伊藤浩之の春夏秋冬

いわき市遠野町に住む市議会議員。市政や市議会、日常の活動などを紹介していきます。

災害公営住宅の家賃抑制策をいわき市が公表

2019年01月22日 | 市政
 災害公営住宅の入居者で2年以上入居している被災者のうち、入居の条件となる収入基準を超えるいわゆる収入超過者は、高額な法定の近傍同種家賃を負担することになる。これに対して、本市は近傍同種家賃に引き上がる年限を引き延ばす経過措置をとることにしたが、あまりに高額な家賃に、団地住民などから軽減措置を求める声が上がり、昨年のいわき市議会2月定例会に「災害公営住宅の市独自の家賃減免制度をさらに充実させることを求める請願書」が提出されていた。

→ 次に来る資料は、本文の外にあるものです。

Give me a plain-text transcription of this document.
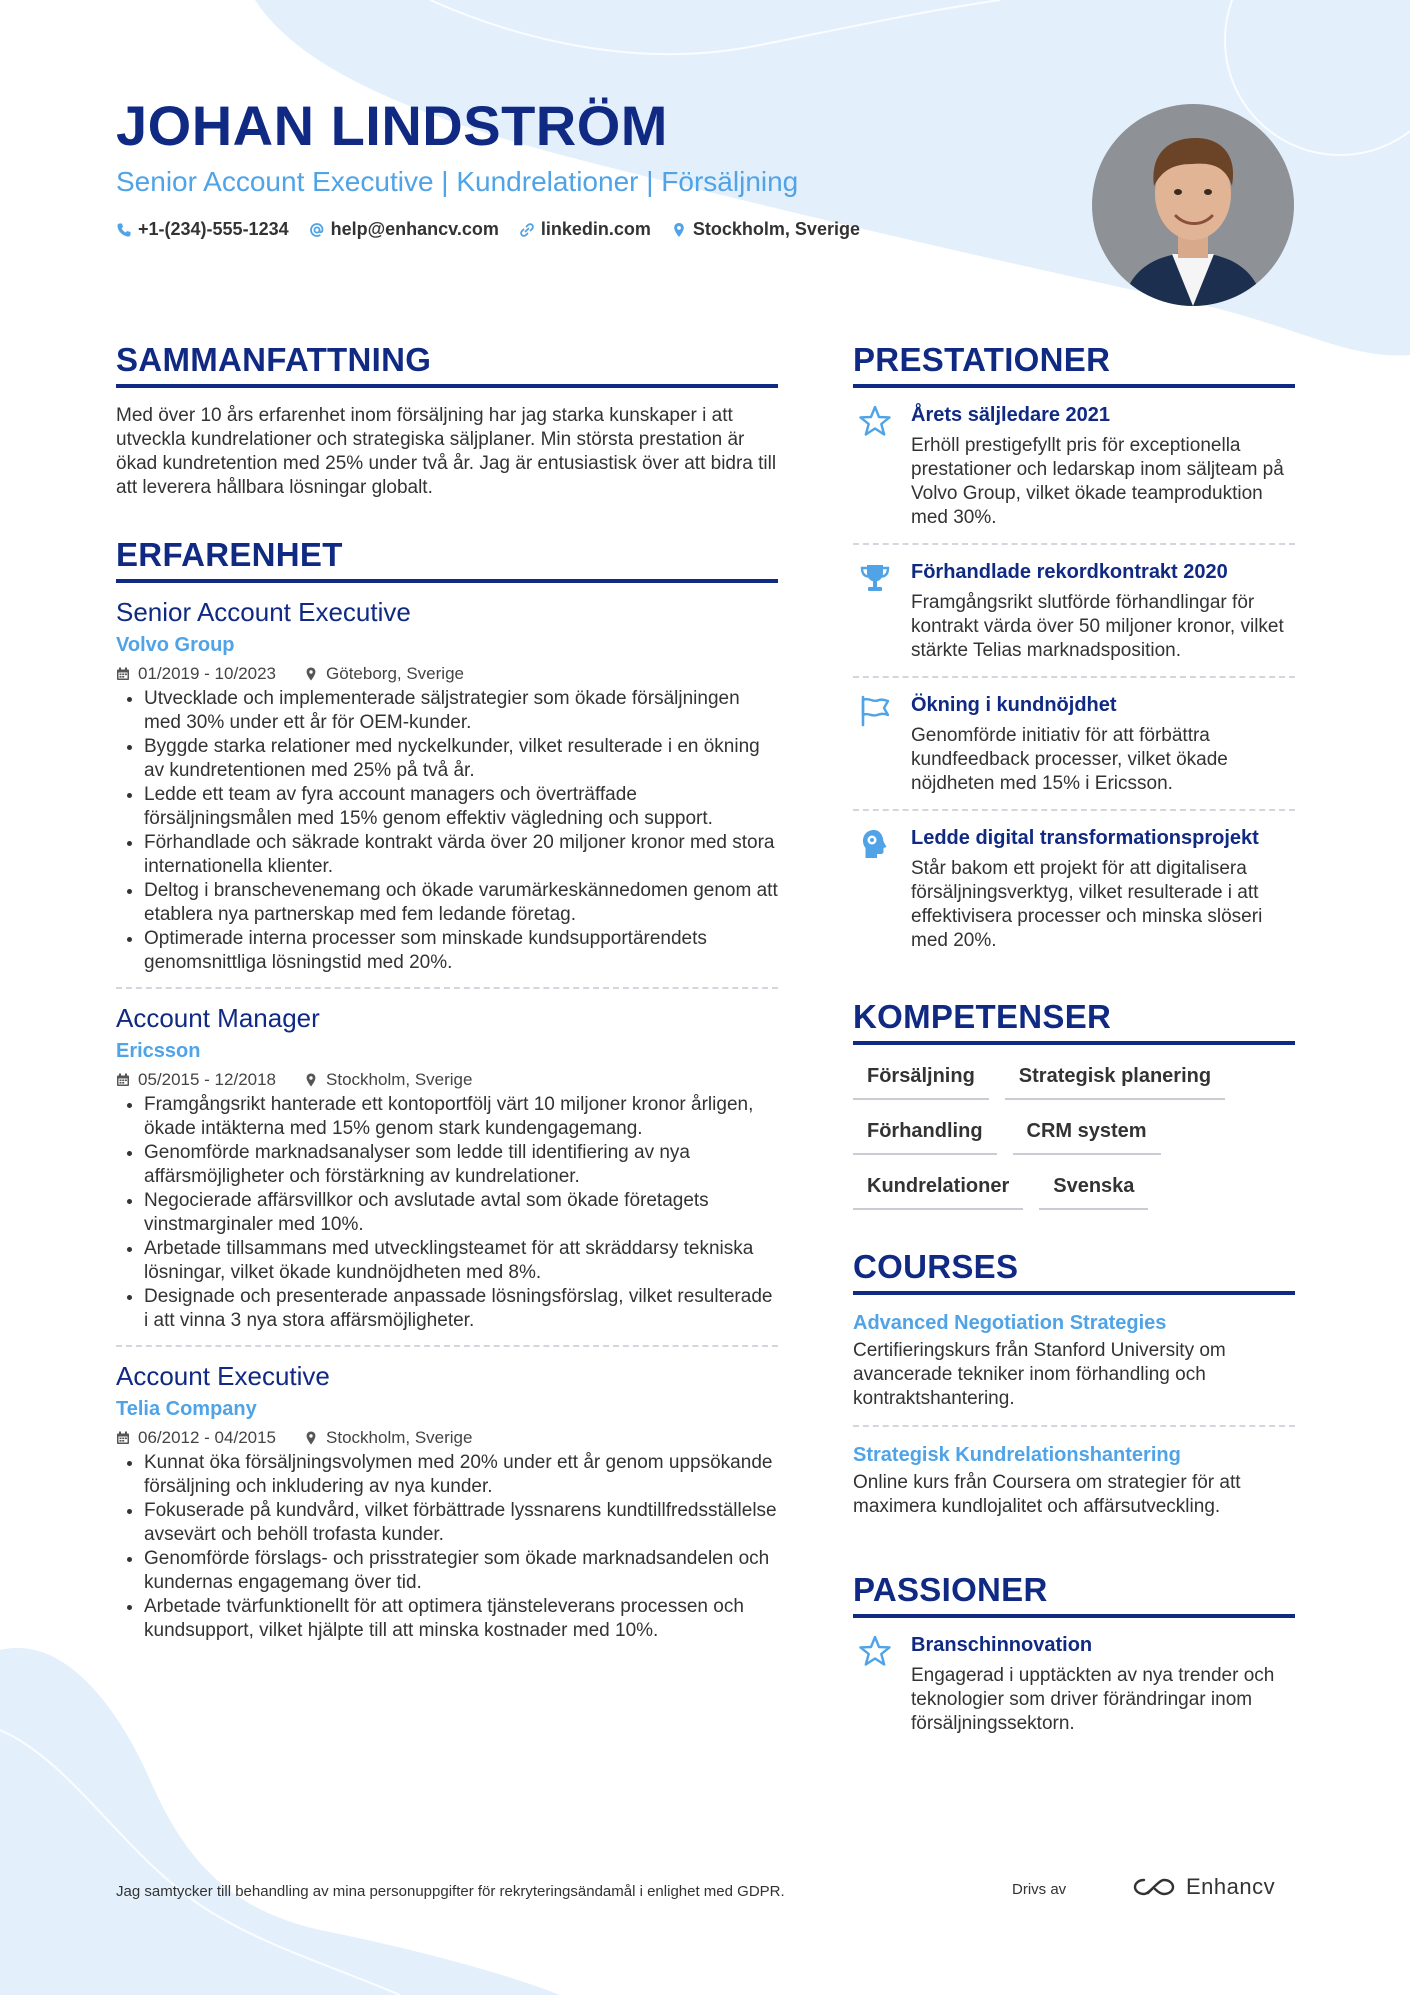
JOHAN LINDSTRÖM
Senior Account Executive | Kundrelationer | Försäljning
+1-(234)-555-1234 help@enhancv.com linkedin.com Stockholm, Sverige
SAMMANFATTNING

Med över 10 års erfarenhet inom försäljning har jag starka kunskaper i att utveckla kundrelationer och strategiska säljplaner. Min största prestation är ökad kundretention med 25% under två år. Jag är entusiastisk över att bidra till att leverera hållbara lösningar globalt.

ERFARENHET
Senior Account Executive
Volvo Group
01/2019 - 10/2023	Göteborg, Sverige
• Utvecklade och implementerade säljstrategier som ökade försäljningen med 30% under ett år för OEM-kunder.
• Byggde starka relationer med nyckelkunder, vilket resulterade i en ökning av kundretentionen med 25% på två år.
• Ledde ett team av fyra account managers och överträffade försäljningsmålen med 15% genom effektiv vägledning och support.
• Förhandlade och säkrade kontrakt värda över 20 miljoner kronor med stora internationella klienter.
• Deltog i branschevenemang och ökade varumärkeskännedomen genom att etablera nya partnerskap med fem ledande företag.
• Optimerade interna processer som minskade kundsupportärendets genomsnittliga lösningstid med 20%.
Account Manager
Ericsson
05/2015 - 12/2018	Stockholm, Sverige
• Framgångsrikt hanterade ett kontoportfölj värt 10 miljoner kronor årligen, ökade intäkterna med 15% genom stark kundengagemang.
• Genomförde marknadsanalyser som ledde till identifiering av nya affärsmöjligheter och förstärkning av kundrelationer.
• Negocierade affärsvillkor och avslutade avtal som ökade företagets vinstmarginaler med 10%.
• Arbetade tillsammans med utvecklingsteamet för att skräddarsy tekniska lösningar, vilket ökade kundnöjdheten med 8%.
• Designade och presenterade anpassade lösningsförslag, vilket resulterade i att vinna 3 nya stora affärsmöjligheter.
Account Executive
Telia Company
06/2012 - 04/2015	Stockholm, Sverige
• Kunnat öka försäljningsvolymen med 20% under ett år genom uppsökande försäljning och inkludering av nya kunder.
• Fokuserade på kundvård, vilket förbättrade lyssnarens kundtillfredsställelse avsevärt och behöll trofasta kunder.
• Genomförde förslags- och prisstrategier som ökade marknadsandelen och kundernas engagemang över tid.
• Arbetade tvärfunktionellt för att optimera tjänsteleverans processen och kundsupport, vilket hjälpte till att minska kostnader med 10%.
PRESTATIONER
Årets säljledare 2021
Erhöll prestigefyllt pris för exceptionella prestationer och ledarskap inom säljteam på Volvo Group, vilket ökade teamproduktion med 30%.
Förhandlade rekordkontrakt 2020
Framgångsrikt slutförde förhandlingar för kontrakt värda över 50 miljoner kronor, vilket stärkte Telias marknadsposition.
Ökning i kundnöjdhet
Genomförde initiativ för att förbättra kundfeedback processer, vilket ökade nöjdheten med 15% i Ericsson.
Ledde digital transformationsprojekt
Står bakom ett projekt för att digitalisera försäljningsverktyg, vilket resulterade i att effektivisera processer och minska slöseri med 20%.
KOMPETENSER
Försäljning	Strategisk planering
Förhandling	CRM system
Kundrelationer	Svenska
COURSES
Advanced Negotiation Strategies
Certifieringskurs från Stanford University om avancerade tekniker inom förhandling och kontraktshantering.
Strategisk Kundrelationshantering
Online kurs från Coursera om strategier för att maximera kundlojalitet och affärsutveckling.
PASSIONER
Branschinnovation
Engagerad i upptäckten av nya trender och teknologier som driver förändringar inom försäljningssektorn.
Jag samtycker till behandling av mina personuppgifter för rekryteringsändamål i enlighet med GDPR.	Drivs av	Enhancv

 請願の審議を付託された産業建設常任委員会では、2月定例会、6月定例会、9月定例会、11月定例会と4回開かれた委員会で「当局は、福島県の動向を注視しながら、その減免制度の内容について調査している」などとして継続審議としてきた。



 年が変わり、先頃、福島県が収入超過者を含む県の災害公営住宅の家賃抑制策を公表したが、この措置を踏まえ本市も災害公営住宅の家賃抑制策を改定することになった。

 改定は、収入超過者と政令月収が8万円以下の低額所得者それぞれに対応する。

 まず、収入超過者の近傍同種家賃は、建設コスト等をもとに算出するため、震災後に引き上がったコスト等の影響で非常に高い家賃となってしまう。
 このため、市はこれまでの措置の改定にあたって、震災前の法定近傍同種家賃を基準に収入超過者の家賃を計算することにし、これを「みなし近傍同種家賃」と呼ぶことにした。

 具体的には、市営住宅・船戸団地の住宅の住戸専用面積1平方メートル当たりの法定近傍同種家賃1,300円に住戸専用面積を乗じて、家賃の月額を算定することにした。

 この方式で算定すると、
久之浜東団地の戸建て3LDK(75.78㎡)の場合、抑制前の法定近傍同種家賃が177,400円であるのにたいし、みなし近傍同種家賃が98,500円となり、78,900円の減額となり、
豊間団地の集合住宅3LDK(73.99㎡)の場合、同じく116,600円が96,100円となり、20,500円の減額、
また、長崎団地の集合住宅3LDK(73.99㎡)の場合、同じく126,400円が96,100円となり、30,300円の減額となるという。

 法定近傍同種家賃が団地によってばらつきが出るのは、建設時期の違いによって建設コストに差が出ていることなどが影響している。

 軽減期間は、原則法定近傍同種家賃額は1年ごとに2,000円程度下がることから、法定近傍同種家賃額がみなし近傍同種家賃額と同額以下になるまでとするという。

 約19%の入居者が該当するとみられる。

 一方、低額所得者の家賃軽減策は、市が住宅の管理を開始した時から5年間で市の軽減策が終了し、国の減免率も段階的に引き下げられる。このことにより家賃額が上がっていくため生活への影響が大きく、家賃の抑制策を講じることにした。

 具体的には、国の減免率を5年間据え置いた後、5年間かけて段階的に本来の家賃に引き上げることにした。約63%の世帯が対象になるとみられる。

 政令月収が0円以下の1-①階層を例にとると、市と国の家賃軽減策で5,600円だった家賃が、管理開始後5年間で市の軽減策がなくなり国の減免額だけが適用される7,500円の家賃となり、この額で5年間経過した後、5年間かけて段階的に減免率が減り、5年目に本来家賃である24,500円となる。

 これらの家賃抑制策により家賃収入は約12億6,400万円減額するものと見込まれるという。

 収入超過者の家賃額は、ネット検索により3LDKのほぼ同じ面積の物件の家賃額と比較してみると、築年数や構造等による違いがあるものの、ほぼほぼ同程度か若干高め。復興土地区画整理事業など、ハード面での震災からの復興がほぼ終えた今、残された課題は、津波被災者等が元の暮らしを取り戻す暮らしの復興が課題になる。その時にこの家賃額は高めという印象があるが、被災者の声が市を動かしたことも間違いない。

 被災者の生活再建を考えた時に、市が今後、この課題にどのように取り組んでいくのか、議会側からの提案も大切な課題になる。市民の声にいっそう耳を澄まさねばならない。